Some films, however, take an entirely different approach, piling everything into a hypothetical disaster, putting everything out with an almighty bang. Whilst The Cabin in the Woods is initially a mock-horror film, it ends in universal disaster. If you haven’t seen the film, don’t read on; it’s impossible to talk about the movie without revealing major plot twists. What starts off as a typical teen horror twists into something entirely different and soon, we discover that the fate of humanity rests on the sacrificial killings of a group of teenagers. The Cabin in the Woods, whilst completely playful and mocking, plays equally into our fear of the end, highlighting how our apparent thirst for horror merely covers up our deep fear of our own demise. By watching bad things happen to others, we displace our own fear; by letting others die, we put them in our own place.

Of course, there are just films which rely on big monsters to do the dirty work. Cloverfield’s premise is delightfully simple, introducing an alien monster invasion to end all humanity. The film is, inevitably, set around a fledgling romance and whilst we may revel in the increasingly disgusting demises of the cast, it is the budding relationship that keeps us watching. The alien’s growing presence intensifies the emotional attachment of the central characters; whilst we anticipate their end, it is with mixed emotions. Cloverfield plays into our fear of missing out, of worrying about the incidental to the detriment of the things which matter. There’s nothing quite like imminent death to force you to realise how you feel about someone.

Disaster films tend to be gloomy fare, reminding us over and again that we are all, essentially, doomed. It takes something special, then, to flip the situation and remind us that disasters don’t always spell the end of things. WALL-E is set, initially, on earth, ruined by pollution and lack of human care. All of the humans have upped and left and are floating somewhere in deep space, waiting for an army of robots to clean up their mess.
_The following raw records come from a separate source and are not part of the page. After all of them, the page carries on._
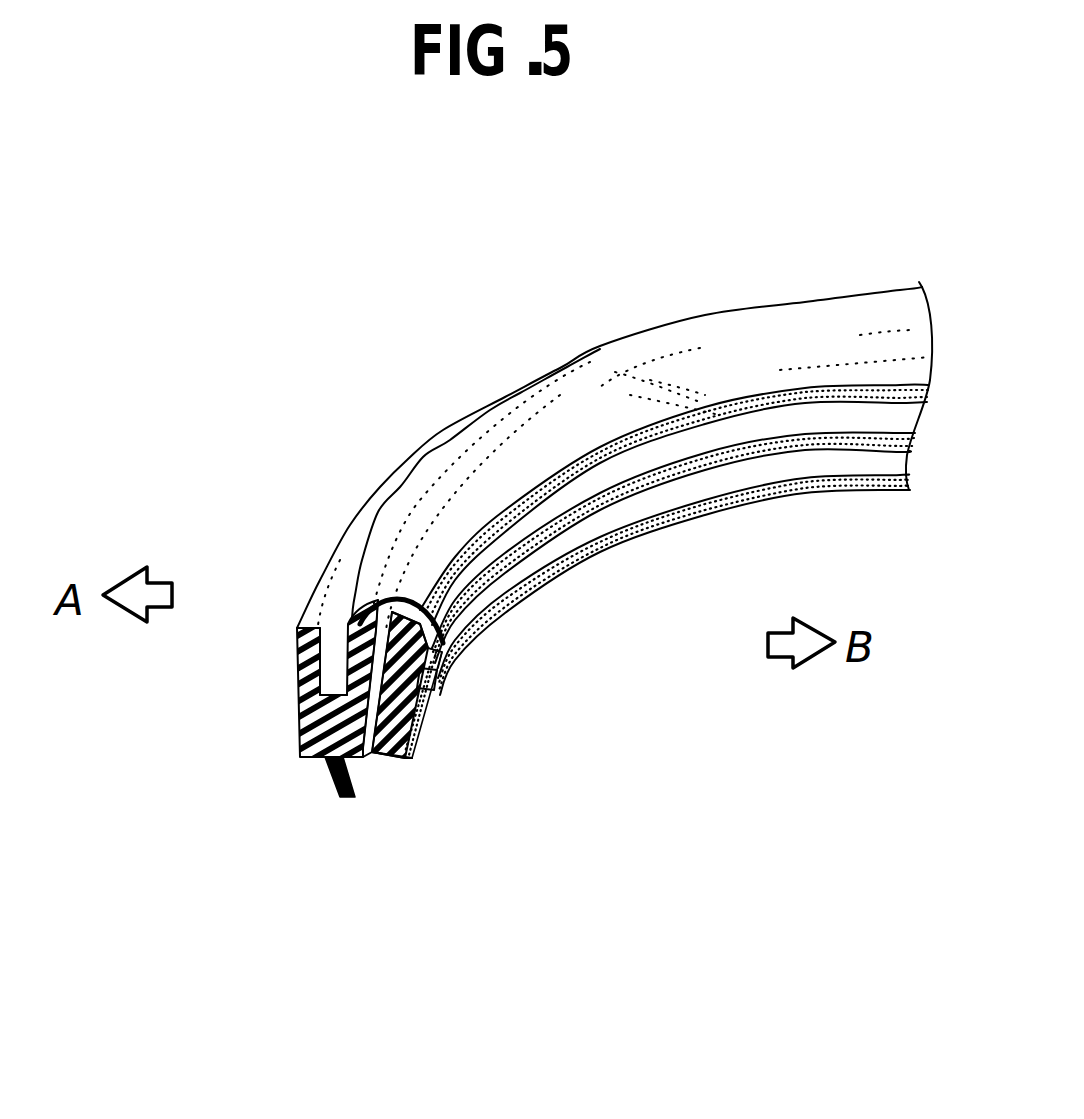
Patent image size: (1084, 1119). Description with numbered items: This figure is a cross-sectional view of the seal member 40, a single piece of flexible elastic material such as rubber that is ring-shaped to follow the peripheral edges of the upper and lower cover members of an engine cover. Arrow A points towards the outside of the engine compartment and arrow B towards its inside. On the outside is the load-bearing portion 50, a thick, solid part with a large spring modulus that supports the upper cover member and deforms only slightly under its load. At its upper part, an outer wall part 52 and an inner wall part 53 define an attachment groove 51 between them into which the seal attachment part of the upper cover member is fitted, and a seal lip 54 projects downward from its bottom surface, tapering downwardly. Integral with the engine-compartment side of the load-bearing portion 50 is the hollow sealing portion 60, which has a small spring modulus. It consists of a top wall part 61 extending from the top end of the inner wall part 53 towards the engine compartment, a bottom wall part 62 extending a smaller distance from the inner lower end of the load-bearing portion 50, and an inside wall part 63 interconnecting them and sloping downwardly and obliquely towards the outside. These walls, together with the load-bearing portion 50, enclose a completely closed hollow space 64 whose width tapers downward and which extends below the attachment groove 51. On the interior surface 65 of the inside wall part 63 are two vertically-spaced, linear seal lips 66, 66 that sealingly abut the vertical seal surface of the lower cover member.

The seal member 40 is at (697, 301).
The load-bearing portion 50 is at (301, 760).
The attachment groove 51 is at (337, 692).
The outer wall part 52 is at (296, 637).
The inner wall part 53 is at (395, 603).
The seal lip 54 is at (340, 798).
The sealing portion 60 is at (420, 750).
The top wall part 61 is at (388, 605).
The bottom wall part 62 is at (382, 762).
The inside wall part 63 is at (445, 680).
The hollow space 64 is at (425, 620).
The interior surface 65 is at (432, 676).
The seal lips 66 is at (455, 648).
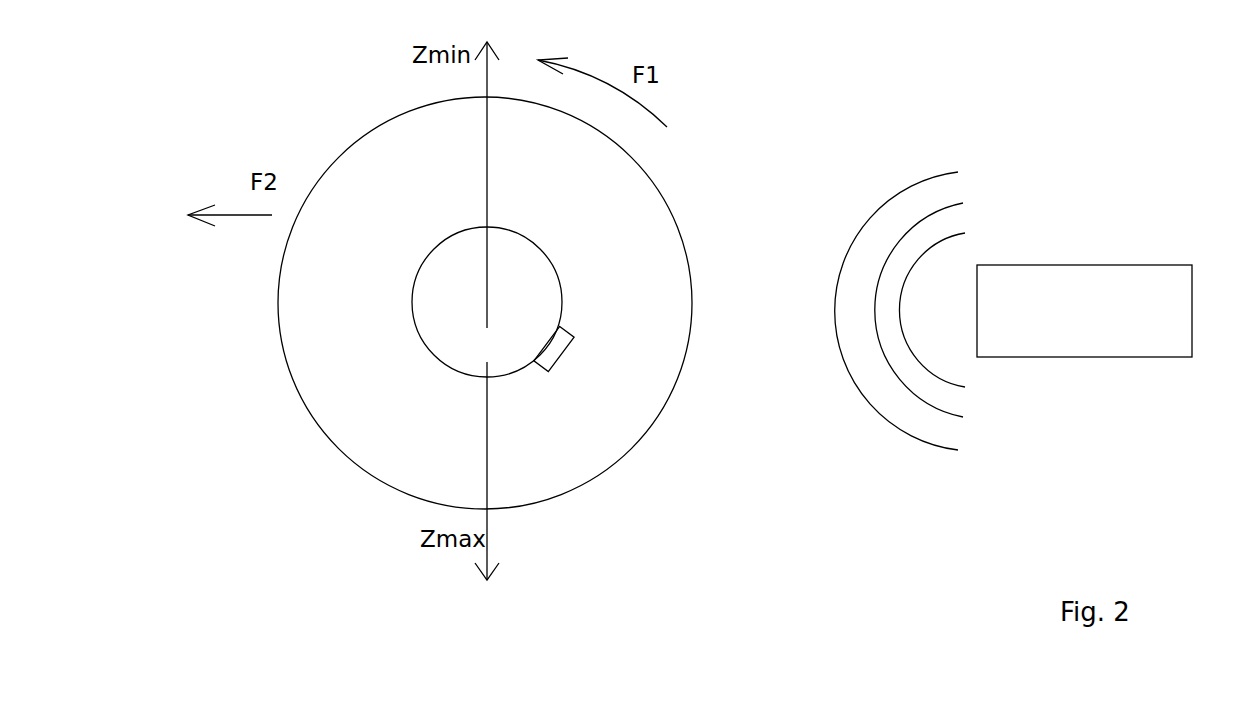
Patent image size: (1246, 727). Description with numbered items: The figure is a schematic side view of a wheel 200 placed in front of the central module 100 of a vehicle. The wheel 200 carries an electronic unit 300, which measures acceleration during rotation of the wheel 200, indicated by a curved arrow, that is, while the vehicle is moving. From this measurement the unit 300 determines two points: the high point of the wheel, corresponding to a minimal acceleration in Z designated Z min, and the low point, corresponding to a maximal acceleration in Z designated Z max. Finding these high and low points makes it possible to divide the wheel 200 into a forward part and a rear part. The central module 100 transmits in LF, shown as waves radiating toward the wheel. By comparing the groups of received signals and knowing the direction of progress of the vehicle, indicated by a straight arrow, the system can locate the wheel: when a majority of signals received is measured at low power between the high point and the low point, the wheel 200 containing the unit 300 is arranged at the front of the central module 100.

The central module 100 is at (1115, 278).
The wheel 200 is at (658, 235).
The electronic unit 300 is at (546, 340).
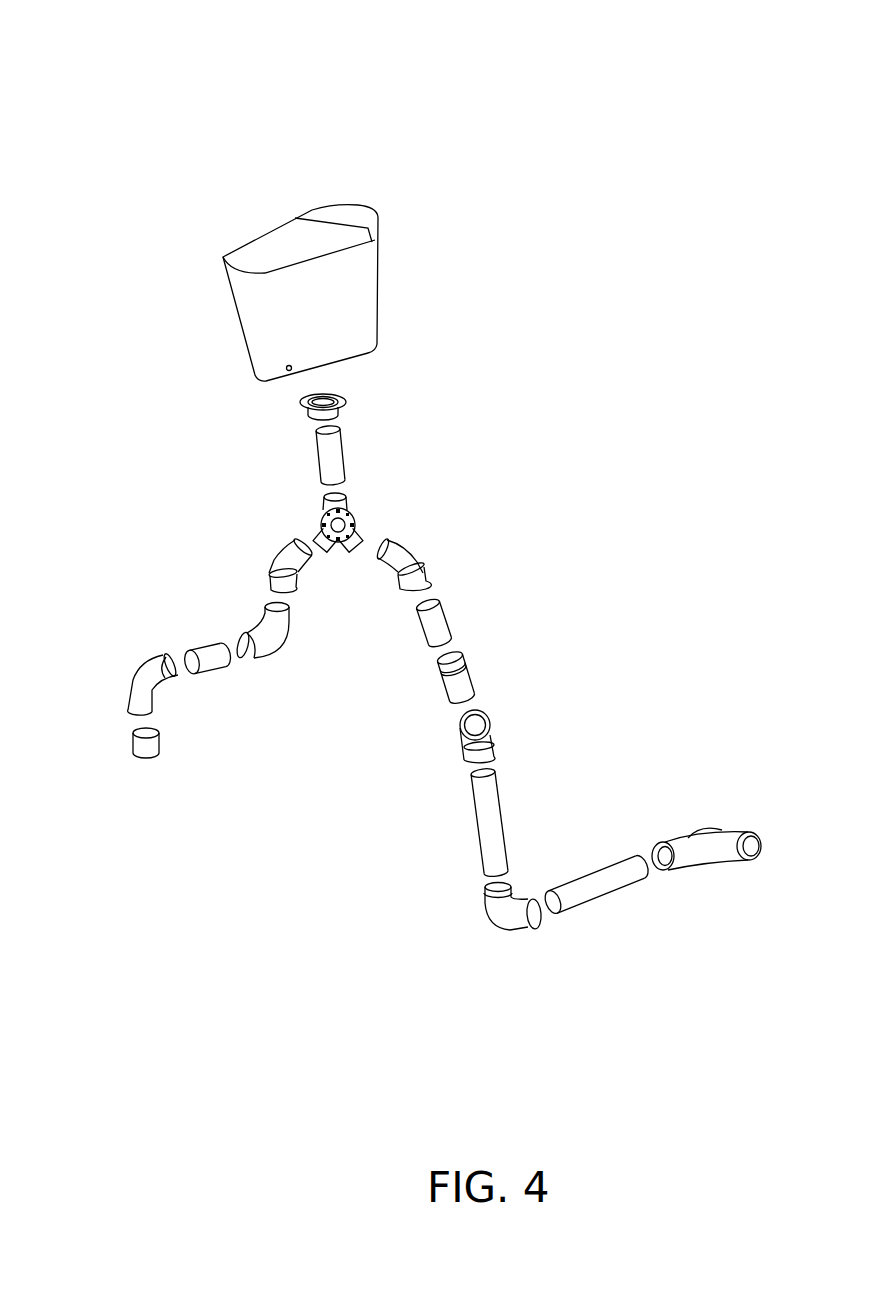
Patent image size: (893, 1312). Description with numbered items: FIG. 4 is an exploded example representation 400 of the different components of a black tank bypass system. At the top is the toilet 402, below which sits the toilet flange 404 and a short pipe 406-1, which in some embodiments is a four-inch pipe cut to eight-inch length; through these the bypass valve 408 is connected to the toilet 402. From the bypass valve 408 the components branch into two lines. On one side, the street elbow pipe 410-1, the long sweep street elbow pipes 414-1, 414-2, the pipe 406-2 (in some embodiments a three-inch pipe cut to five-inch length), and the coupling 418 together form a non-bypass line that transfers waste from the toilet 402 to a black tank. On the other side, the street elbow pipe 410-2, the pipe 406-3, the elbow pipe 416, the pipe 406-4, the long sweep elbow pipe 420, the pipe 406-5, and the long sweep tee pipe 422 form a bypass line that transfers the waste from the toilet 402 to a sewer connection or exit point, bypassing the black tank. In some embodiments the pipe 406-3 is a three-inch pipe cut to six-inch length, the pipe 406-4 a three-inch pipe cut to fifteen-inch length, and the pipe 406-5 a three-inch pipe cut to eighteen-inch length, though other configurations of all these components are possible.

The example representation 400 is at (205, 54).
The toilet 402 is at (399, 189).
The toilet flange 404 is at (359, 401).
The pipe 406-1 is at (309, 460).
The pipe 406-2 is at (213, 680).
The pipe 406-3 is at (454, 614).
The pipe 406-4 is at (505, 779).
The pipe 406-5 is at (602, 857).
The bypass valve 408 is at (378, 502).
The street elbow pipe 410-1 is at (262, 562).
The street elbow pipe 410-2 is at (418, 544).
The long sweep street elbow pipe 414-1 is at (255, 616).
The long sweep street elbow pipe 414-2 is at (120, 700).
The elbow pipe 416 is at (501, 723).
The coupling 418 is at (132, 761).
The long sweep elbow pipe 420 is at (488, 928).
The long sweep tee pipe 422 is at (728, 821).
Except, we know that the robots have all but disappeared. Save one lone, robot, the earth is desolate. The premise for Pixar’s film is pretty downbeat and it could be hard to understand how they will turn it around. Of course, inevitably, they pull it off and then some. The beauty of WALL-E is that it uncovers the drive in humans to survive. In the midst of the fatalistic work of other disaster films, it shows how the very worst situation can inspire humanity to make a change, to alter the way they live. Disaster can be the bridge between two moments in time, it doesn’t always have to be the end of the end.